In contrast to most other enveloped viruses, the surface glycoproteins of lentiviruses, including human immunodeficiency virus (HIV), contain very long C-terminal cytoplasmic tails (CTs) of about 100-200 aa, which are absolutely required for virus replication in vivo (Fig. 4). Additionally, in most T-cell lines in vitro (these cells are referred to as non-permissive cells), mutant HIV, encoding C-terminally truncated Env, cannot establish a spreading infection. However, in some few T-cell lines spreading infection can occur (these cells are referred to as permissive cells). Thus the general aim of this project is to gain insight as to the essential processes mediated by the Env-CT and to understand the basis of the permissivity/non-permissivity phenotype of different T-cell lines.
Our ongoing analysis of the properties of mutant HIVs encoding Env proteins truncated within the CT indicate that viral spread by cell-cell transmission may be more strongly impacted by the HIV-Env CT truncation than the infectivity of cell-free virions. Thus in one specific aspect of this project, different methodologies will be employed to analyse cell-cell transmission. These will include virological assays, confocal microscopic assays and procedures to alter and to analyse signal transduction pathways which may play a role in viral transmission.

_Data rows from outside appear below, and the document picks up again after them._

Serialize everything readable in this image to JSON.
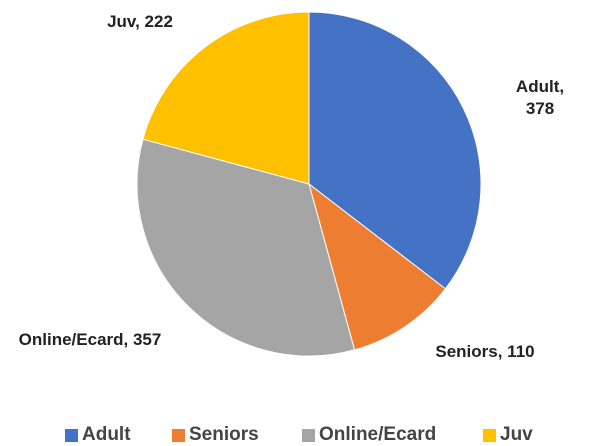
{
  "chart_data": {
    "type": "pie",
    "categories": [
      "Adult",
      "Seniors",
      "Online/Ecard",
      "Juv"
    ],
    "values": [
      378,
      110,
      357,
      222
    ],
    "value_labels": [
      "Adult, 378",
      "Seniors, 110",
      "Online/Ecard, 357",
      "Juv, 222"
    ],
    "colors": [
      "#4472c4",
      "#ed7d31",
      "#a5a5a5",
      "#ffc000"
    ],
    "legend": "bottom"
  }
}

In another part of the project, screening procedures to identify putative cellular interaction partners of the Env-CT will be implemented. Tagged and untagged versions of the Env-CT protein expressed in non-permissive cells, should be enriched, together with associated cellular proteins, by affinity purification from mild detergent lysates of cells. Candidate interaction partners, if observed, should identified by mass spectrometry. Their validity as interaction partners and their possible requirement for Env-CT function will be confirmed using standard procedures.